Motif serangan menurut hasil pemeriksaan awal dipicu masalah ketersinggungan dengan kegiatan yang diadakan pemilik rumah.
"Masih akan kami dalami, jangan sekonyong-konyong dikaitkan dengan isu-isu yang belum jelas," terangnya.
Ia menegaskan jangan sampai ada pihak yang terprovokasi dengan munculnya kasus tersebut.
Polisi akan bertindak sesuai fakta hukum yang ada dan tidak gegabah mengambil keputusan.
"Dalam hal apapun kita mengambil tindakan, fakta hukum yang dikedepankan. Tidak bisa orang menyebut nama langsung dikaitkan dengan kasus ini," jelasnya.
"Kami mengimbau masyarakat agar tak mudah percaya isu.
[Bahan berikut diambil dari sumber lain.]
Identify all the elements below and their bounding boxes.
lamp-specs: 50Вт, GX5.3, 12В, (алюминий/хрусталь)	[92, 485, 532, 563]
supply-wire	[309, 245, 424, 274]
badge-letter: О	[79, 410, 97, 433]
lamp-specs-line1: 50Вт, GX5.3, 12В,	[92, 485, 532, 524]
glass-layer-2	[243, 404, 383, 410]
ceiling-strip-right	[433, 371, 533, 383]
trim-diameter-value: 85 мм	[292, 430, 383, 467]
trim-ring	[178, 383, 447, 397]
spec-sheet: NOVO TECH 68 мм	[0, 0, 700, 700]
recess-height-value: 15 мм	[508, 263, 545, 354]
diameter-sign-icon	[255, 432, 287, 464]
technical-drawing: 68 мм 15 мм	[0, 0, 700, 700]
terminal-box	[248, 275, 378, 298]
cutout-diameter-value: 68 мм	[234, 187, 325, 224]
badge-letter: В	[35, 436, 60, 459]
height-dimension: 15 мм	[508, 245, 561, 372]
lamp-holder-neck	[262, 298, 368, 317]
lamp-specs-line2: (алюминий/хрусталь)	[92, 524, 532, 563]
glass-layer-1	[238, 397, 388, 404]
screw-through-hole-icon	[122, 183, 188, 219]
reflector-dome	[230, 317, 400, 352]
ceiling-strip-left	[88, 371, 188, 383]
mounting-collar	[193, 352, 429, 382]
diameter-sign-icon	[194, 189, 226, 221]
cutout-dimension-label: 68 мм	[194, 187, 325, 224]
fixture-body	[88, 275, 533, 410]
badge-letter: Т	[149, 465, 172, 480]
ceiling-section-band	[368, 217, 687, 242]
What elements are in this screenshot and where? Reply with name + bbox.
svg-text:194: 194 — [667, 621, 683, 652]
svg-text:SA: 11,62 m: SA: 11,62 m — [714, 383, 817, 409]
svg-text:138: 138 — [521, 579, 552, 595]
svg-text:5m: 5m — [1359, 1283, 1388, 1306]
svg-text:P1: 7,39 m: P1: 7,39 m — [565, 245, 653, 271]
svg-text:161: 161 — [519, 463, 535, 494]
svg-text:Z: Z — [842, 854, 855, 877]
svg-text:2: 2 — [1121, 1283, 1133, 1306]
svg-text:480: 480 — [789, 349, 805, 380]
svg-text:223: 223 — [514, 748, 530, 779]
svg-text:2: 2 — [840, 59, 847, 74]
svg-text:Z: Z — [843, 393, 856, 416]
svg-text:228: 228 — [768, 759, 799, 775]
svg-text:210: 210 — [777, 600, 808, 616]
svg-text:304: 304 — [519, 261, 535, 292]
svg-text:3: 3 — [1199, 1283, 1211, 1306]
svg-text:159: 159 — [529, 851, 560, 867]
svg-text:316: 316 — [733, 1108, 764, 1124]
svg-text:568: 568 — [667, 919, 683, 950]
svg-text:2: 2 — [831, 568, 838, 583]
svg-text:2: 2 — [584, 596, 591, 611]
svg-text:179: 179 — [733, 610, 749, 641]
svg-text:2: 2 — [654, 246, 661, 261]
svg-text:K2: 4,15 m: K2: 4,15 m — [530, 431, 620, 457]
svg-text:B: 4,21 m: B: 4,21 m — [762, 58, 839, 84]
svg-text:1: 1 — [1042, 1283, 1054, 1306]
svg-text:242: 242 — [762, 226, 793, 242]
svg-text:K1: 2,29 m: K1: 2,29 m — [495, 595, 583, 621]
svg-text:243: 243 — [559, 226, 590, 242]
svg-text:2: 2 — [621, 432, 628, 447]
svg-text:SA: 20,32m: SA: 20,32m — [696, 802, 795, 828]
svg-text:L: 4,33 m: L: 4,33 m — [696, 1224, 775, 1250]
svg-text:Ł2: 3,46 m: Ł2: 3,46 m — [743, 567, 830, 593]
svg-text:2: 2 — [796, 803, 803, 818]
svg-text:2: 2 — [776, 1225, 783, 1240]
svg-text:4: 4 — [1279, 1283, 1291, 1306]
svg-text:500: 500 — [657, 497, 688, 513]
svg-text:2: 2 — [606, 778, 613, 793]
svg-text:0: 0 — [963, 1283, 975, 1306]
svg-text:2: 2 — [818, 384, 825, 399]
Di sisi lain, pencegahan konflik-konflik semacam ini terus dilakukan, melalui dari RT/RW, pemuka agama, tokoh masyarakat, hingga imbauan langsung Pemda dan kepolisian," tukasnya.
Lapor Polda
Perkembangan lain terkait kasus perusakan bangunan di Pangukan, Sleman, seorang anggota Majelis Gereja Pantekosta Pangukan, Almakameswara, kemarin mendatangi Mapolda DIY.
Almaka mengatakan pihaknya hanya melaporkan perusakan bangunan yang terjadi Minggu (1/6).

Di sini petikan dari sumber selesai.